Given that it is a good idea to keep an eye on performance all the time, there are lots of companies that only allow you pay periodic attention to performance. They focus on it when there is a problem, or before the annual peak, but the rest of the year they give you other tasks to work on.
This is a lot like my old job in Professional Services – A customer has a problem, I fly in, find the trouble, and then don’t see them until the next problem crops up.
To do that job I relied on three tools that I created for myself and that you might start building to help you work on periodic performance problems.

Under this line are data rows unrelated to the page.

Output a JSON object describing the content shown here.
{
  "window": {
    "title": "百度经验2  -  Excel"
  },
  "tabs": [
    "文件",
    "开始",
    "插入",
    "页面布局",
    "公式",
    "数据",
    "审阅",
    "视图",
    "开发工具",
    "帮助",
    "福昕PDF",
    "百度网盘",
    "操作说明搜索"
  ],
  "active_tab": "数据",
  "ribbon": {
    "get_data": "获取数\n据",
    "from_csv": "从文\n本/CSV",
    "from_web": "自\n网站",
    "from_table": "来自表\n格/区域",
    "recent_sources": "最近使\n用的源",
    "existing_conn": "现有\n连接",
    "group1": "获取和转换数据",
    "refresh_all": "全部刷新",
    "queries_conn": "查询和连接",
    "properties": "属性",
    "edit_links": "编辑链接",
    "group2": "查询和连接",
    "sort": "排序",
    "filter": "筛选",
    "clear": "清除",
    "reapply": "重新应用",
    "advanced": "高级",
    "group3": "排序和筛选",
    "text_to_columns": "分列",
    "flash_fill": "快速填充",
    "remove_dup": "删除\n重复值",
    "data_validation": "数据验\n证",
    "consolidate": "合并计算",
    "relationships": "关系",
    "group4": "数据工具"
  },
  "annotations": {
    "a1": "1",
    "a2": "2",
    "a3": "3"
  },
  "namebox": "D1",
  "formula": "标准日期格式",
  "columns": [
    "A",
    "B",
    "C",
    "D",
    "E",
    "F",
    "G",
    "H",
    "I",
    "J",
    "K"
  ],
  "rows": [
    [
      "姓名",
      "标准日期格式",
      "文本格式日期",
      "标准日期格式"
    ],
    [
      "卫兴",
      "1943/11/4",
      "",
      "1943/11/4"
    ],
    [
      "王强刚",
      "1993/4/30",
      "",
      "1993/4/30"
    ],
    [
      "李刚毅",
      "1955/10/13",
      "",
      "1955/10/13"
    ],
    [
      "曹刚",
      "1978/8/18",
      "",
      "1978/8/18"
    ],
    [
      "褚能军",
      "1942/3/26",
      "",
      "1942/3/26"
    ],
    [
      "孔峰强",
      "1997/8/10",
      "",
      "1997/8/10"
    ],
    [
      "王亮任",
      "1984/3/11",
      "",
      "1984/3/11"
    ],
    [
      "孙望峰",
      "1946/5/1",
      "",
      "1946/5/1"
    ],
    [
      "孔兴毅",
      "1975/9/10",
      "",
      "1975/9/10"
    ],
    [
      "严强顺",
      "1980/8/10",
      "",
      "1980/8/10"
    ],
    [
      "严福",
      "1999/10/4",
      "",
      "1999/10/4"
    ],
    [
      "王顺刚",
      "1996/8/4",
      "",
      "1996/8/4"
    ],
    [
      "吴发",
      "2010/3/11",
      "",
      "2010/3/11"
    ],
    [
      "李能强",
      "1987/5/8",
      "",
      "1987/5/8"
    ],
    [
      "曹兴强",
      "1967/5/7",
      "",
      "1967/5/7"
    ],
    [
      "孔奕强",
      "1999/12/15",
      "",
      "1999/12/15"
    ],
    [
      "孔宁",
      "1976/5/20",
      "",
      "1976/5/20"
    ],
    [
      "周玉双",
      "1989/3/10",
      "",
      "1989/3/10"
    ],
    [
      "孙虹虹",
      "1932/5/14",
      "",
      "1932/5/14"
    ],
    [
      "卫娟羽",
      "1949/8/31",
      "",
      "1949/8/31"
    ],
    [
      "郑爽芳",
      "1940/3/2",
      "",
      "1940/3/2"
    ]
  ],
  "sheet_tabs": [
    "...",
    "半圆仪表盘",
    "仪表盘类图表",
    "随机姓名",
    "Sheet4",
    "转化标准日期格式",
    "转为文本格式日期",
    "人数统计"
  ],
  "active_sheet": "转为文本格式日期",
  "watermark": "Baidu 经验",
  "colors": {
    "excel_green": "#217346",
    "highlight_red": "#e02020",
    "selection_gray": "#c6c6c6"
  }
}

List All – The first tool would dig through the system and list all the things that could be known about the system: config options, OS release, IO, network, number of processes, what files were open, etc. The output was useful by itself as now I had looked in every corner of the system and knew what I was working on. Several times it saved me days of work as the customer had initially logged me into the wrong system. It always made my work easier as I had all the data I needed, in one place, conveniently organized, and in a familiar order.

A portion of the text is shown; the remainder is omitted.